URL Scraper API
This project allows users to upload a CSV file containing URLs, scrape metadata (title, description, keywords), and store results securely using FastAPI, PostgreSQL, Redis, and Celery.
🚀 Features
- User Authentication (OAuth2 + Access Tokens)
- Upload CSV containing URLs
- Scrape Metadata asynchronously using Celery workers
- Store Data in PostgreSQL Cloud
- Monitor Performance using Prometheus + Grafana
- Deploy via Docker
- CI/CD automated using GitHub Actions (Deploys Docker image to DockerHub)
🛠️ Installation & Setup
1️⃣ Clone the Repository
git clone <repo_url> cd url-scraper
2️⃣ Setup Environment Variables
Create a .env file with the following:-
DATABASE_URL=your_postgresql_cloud_url
REDIS_URL=your_redis_cloud_url
For local development, use:
DATABASE_URL=your_postgresql_cloud_url
REDIS_URL=redis://localhost:6379/0
3️⃣ Install Dependencies
pip install -r requirements.txt
4️⃣ Start Local Redis (for development)
docker-compose up -d redis
5️⃣ Start FastAPI Server using Docker Compose
docker-compose up --build
🚀 Running Celery Workers
Celery is used for asynchronous scraping.

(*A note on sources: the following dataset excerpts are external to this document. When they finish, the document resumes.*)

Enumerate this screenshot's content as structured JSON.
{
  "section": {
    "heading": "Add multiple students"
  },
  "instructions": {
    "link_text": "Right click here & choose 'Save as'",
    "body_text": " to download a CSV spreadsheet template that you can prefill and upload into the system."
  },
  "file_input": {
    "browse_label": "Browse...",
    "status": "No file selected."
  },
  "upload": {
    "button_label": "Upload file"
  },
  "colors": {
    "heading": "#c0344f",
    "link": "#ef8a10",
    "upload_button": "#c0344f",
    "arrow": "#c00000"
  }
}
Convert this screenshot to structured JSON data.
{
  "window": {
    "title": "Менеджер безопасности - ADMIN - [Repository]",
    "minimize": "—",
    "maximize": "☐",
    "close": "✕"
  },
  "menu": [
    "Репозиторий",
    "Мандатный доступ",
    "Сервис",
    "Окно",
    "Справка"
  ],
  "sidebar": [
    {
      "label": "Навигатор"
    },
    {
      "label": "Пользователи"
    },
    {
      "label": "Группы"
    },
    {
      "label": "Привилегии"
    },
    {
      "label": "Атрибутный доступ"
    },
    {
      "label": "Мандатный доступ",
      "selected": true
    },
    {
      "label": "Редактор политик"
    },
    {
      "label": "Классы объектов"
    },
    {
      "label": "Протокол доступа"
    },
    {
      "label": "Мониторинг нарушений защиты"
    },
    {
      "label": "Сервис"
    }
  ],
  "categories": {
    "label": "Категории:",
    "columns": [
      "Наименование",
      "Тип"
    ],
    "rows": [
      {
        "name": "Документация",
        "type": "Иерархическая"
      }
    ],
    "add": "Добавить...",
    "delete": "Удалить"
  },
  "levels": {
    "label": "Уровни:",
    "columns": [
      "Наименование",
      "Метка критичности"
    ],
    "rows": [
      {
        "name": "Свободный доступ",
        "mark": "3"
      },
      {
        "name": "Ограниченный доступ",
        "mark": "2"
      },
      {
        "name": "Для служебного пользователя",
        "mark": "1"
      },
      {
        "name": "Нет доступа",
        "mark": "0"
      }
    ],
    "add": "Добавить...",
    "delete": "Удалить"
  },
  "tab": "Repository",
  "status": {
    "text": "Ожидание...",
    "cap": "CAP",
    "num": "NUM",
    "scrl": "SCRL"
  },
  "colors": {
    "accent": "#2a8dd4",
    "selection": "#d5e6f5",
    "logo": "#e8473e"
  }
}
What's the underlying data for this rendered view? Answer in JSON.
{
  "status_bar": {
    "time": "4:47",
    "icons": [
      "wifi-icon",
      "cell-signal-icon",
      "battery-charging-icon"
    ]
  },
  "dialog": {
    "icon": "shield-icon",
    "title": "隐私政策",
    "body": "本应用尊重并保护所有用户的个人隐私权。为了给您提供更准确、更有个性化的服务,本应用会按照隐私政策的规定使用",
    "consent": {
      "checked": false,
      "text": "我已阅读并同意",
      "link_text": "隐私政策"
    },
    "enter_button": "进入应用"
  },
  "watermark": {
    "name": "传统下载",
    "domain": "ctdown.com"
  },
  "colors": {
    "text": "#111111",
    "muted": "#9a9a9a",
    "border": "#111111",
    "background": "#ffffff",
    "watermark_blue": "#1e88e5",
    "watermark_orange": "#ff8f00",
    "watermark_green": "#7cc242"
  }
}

celery -A utils.celery_worker.celery_app worker --loglevel=info
To monitor tasks, start the Celery Flower dashboard:
celery -A utils.celery_worker.celery_app flower
📡 API Endpoints
🔐 Authentication (OAuth2 + Access Tokens)
| Method | Endpoint | Description |
|---|---|---|
| POST | /auth/register |
Register new user |
| POST | /auth/login |
Login and get access token |
| POST | /auth/token |
OAuth2 token authentication |
📤 Upload & Scraping
| Method | Endpoint | Description |
|---|---|---|
| POST | /upload-csv/ |
Upload a CSV file of URLs |
| GET | /task-status/{task_id} |
Check scraping task status |
| GET | /results/{task_id} |
View scraped data from task_id |
| GET | /urls |
View scraped metadata of a user |
🏗️ Deployment
1️⃣ Docker Setup (Local)
docker-compose up --build
2️⃣ Deploy on Render.com
- Deployed URL: CSV URL Metadata Scraper
- Create a PostgreSQL database and get the
DATABASE_URL - Deploy using Render's FastAPI template
3️⃣ Docker Image on DockerHub
Our Docker image is automatically built and pushed to DockerHub on every CI/CD pipeline execution:
- DockerHub URL: anotherpersonwhodontknow/url_scraper
To pull and run the image locally:
docker pull anotherpersonwhodontknow/url_scraper
docker run -p 8000:8000 anotherpersonwhodontknow/url_scraper
📊 Monitoring (Prometheus + Grafana)
1️⃣ Start Prometheus
docker run -d --name=prometheus -p 9090:9090 prom/prometheus
2️⃣ Start Grafana
docker run -d --name=grafana -p 3000:3000 grafana/grafana
3️⃣ Configure Dashboards
- Add Prometheus as a data source in Grafana.
- Create dashboards for API request count and error rates.
📜 License
This project is open-source and available under the MIT License.